Dust storms blowing through the Great Plains was nothing new. Droughts in the region were nothing new. What was new, however, was the desire for the FDR administration to take advantage of the situation to justify an increase in federal authority and funding.

They hired a director to produce a 30-minute “documentary” in 1936 to show “what happened to the Great Plains region of the United States and Canada when uncontrolled agricultural farming led to the Dust Bowl.” The documentary, which was really a government propaganda film, was titled The Plow that Broke the Plains

THE PROPAGANDA WORKED

It was powerfully effective. The documentary cemented the story into the minds of Americans during the Great Depression. It helped propagate the myth that we cannot rely on God or ourselves to do the right thing.
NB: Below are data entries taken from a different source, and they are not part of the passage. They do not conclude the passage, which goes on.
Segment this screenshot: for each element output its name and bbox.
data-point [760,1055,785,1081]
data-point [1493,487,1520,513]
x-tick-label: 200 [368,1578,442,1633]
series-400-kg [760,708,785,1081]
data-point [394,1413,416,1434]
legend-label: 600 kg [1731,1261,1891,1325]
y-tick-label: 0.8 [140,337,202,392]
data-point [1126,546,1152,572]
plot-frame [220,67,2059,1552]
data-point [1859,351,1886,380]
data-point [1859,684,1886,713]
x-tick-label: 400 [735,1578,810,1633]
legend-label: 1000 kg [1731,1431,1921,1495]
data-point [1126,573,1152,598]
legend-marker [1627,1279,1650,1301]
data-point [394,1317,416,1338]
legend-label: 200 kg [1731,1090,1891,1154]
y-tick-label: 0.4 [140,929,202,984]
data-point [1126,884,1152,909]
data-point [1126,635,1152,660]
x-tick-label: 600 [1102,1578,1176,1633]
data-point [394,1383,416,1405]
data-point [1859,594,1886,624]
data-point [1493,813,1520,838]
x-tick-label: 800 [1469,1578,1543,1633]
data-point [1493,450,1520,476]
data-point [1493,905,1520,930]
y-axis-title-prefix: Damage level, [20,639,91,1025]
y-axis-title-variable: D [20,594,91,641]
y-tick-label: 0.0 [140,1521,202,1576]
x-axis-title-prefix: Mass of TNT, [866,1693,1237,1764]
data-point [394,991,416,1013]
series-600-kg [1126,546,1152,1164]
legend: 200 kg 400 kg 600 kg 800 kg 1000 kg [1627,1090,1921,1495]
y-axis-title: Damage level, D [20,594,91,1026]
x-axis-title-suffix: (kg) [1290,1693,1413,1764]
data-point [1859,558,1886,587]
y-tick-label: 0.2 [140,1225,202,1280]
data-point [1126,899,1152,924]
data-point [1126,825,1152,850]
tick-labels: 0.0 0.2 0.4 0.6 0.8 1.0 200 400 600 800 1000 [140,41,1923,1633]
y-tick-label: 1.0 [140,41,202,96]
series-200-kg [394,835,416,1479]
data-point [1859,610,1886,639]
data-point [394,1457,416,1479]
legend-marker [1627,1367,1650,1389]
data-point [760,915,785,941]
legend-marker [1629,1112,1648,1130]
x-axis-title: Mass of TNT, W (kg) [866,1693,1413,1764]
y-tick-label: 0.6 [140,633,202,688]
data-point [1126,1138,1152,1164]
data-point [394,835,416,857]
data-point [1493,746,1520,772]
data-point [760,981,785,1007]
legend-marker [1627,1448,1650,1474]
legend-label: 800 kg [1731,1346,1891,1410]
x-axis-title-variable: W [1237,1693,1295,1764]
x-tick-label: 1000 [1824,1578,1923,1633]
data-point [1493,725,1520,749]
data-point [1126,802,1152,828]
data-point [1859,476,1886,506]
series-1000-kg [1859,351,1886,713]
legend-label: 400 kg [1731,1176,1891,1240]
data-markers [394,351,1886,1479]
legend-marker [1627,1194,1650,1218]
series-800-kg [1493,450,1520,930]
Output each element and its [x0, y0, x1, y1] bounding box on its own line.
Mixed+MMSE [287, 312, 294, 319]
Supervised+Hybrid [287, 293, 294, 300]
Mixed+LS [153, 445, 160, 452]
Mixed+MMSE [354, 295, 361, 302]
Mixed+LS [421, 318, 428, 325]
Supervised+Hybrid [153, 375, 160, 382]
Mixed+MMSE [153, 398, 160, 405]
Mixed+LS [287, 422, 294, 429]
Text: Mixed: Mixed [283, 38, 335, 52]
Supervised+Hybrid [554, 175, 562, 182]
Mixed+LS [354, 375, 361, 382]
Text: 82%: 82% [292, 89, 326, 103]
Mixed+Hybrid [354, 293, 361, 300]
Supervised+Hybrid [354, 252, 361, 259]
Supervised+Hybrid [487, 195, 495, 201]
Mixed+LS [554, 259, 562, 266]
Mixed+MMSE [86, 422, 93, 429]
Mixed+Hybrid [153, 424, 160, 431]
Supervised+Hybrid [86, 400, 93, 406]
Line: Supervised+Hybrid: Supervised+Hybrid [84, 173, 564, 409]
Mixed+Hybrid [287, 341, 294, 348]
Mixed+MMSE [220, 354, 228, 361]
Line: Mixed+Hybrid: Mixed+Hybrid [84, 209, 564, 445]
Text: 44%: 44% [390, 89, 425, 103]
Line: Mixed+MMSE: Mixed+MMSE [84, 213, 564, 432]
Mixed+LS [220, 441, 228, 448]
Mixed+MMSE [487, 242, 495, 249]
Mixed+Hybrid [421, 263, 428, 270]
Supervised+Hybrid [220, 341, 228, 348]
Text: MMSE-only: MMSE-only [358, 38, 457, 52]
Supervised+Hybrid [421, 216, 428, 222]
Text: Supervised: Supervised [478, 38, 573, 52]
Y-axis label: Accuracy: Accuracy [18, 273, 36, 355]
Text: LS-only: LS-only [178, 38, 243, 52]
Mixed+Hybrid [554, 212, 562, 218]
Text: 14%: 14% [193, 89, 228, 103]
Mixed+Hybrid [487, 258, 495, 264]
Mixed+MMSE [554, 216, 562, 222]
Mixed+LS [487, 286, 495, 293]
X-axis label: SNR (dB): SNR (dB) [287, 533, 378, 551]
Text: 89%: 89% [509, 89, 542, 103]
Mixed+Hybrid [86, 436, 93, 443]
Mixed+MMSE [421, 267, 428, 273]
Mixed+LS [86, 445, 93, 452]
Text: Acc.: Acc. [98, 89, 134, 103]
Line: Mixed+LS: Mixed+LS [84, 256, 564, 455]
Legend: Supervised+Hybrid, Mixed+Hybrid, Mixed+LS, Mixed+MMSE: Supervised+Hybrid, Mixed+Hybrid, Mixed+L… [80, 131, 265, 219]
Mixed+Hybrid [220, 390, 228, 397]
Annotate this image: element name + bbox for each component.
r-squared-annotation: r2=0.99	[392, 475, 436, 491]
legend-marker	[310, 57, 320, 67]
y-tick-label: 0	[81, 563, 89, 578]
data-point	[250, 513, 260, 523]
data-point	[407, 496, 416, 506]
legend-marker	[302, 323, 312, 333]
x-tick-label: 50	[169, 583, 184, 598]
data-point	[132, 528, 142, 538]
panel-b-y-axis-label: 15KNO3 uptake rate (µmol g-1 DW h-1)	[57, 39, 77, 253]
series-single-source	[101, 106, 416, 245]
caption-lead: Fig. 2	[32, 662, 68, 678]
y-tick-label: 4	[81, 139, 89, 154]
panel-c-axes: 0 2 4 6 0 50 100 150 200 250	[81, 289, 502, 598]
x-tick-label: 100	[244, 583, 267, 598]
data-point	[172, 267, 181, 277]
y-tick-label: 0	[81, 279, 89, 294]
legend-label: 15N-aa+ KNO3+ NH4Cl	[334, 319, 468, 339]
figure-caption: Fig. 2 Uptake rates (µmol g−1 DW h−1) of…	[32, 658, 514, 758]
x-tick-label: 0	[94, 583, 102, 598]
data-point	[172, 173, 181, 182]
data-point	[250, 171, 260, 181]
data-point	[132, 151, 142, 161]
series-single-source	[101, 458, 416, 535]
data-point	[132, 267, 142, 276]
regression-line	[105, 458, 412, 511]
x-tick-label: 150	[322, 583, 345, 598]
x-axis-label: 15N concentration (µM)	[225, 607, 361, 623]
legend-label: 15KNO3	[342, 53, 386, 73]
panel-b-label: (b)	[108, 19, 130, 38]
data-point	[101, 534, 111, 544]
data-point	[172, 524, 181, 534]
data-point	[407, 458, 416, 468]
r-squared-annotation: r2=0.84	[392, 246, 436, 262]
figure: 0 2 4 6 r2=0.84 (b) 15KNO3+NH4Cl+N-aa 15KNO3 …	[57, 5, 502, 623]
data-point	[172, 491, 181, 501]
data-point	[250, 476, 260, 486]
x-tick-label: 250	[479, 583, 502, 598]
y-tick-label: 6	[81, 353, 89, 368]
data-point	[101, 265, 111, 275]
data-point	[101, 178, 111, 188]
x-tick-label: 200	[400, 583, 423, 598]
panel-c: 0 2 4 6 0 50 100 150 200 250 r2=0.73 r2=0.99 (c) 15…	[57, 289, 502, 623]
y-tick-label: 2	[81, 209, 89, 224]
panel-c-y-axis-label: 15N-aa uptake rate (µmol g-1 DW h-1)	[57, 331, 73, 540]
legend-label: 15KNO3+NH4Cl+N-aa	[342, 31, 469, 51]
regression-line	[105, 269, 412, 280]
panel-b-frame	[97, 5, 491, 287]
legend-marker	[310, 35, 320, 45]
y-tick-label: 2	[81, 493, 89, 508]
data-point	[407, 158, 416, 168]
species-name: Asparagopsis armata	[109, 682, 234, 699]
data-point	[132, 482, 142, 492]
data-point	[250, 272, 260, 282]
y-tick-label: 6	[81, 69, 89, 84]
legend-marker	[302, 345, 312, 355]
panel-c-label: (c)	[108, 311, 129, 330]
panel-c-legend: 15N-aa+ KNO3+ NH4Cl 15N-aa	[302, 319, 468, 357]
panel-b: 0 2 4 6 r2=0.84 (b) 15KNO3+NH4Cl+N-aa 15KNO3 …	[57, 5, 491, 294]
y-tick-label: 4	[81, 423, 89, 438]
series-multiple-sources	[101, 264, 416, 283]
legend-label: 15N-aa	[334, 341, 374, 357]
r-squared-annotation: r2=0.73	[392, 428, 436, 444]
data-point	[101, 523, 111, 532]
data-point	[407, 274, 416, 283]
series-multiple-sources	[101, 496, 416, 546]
Instead, we need the central government with its scientific planning agencies to intervene into our lives and manage us like parents raising children to prevent us from ruining the world.

Ultimately, it wasn’t the government that saved the Great Plains — it was the return of rain in 1941. When that crisis was over, FDR refocused the attention of his propaganda boards on World War II. Pretty soon, that crisis would engulf the country.

Modern historians of the Great Plains now know the truth about the history of the region. They understand that the Dust Bowl period, with the complex network of facts to sort out, wasn’t the result of over-farming or mismanagement like the government so neatly explained.

DEERE IN THE LIMELIGHT

You see, it was a special invention that made Westward expansion possible in the first place. When settlers first encountered the prairie soil, they were amazed at its fertility and ability to produce crops in abundance. But after a few farming cycles, the soil became very sticky. The iron plows of the day couldn’t handle this sticky soil. It stuck to the plows. It slowed plowing to a crawl. People began avoiding purchasing that cheap prairie land altogether.

But in 1838, a man named John Deere invented a new plow that was made of stainless steel instead of iron. The steel could be polished, and it then cut through the sticky soil with ease. This made prairie farming possible.

Here’s the kicker: years before the 1935 propaganda film was released, Deere’s innovative plow became known as “The Plow that Broke the Plains.”

The modern climate change advocates are the ideological heirs of the big-government bureaucrats and politicians of the New Deal. They are still blaming capitalism, the profit motive, and American entrepreneurship and ingenuity on the looming ecological disasters they think are brewing.

Government must grow to effectively contain these problems. It worked in the Great Depression, so why shouldn’t it work again?

John Deere is to the Dust Bowl as human expansion is to global warming. It’s a pretty simple formula. Rinse, repeat, and bury, disguise, and manipulate the data to support the conclusion. Whatever the cost.

The scheming will stop when the money dries up.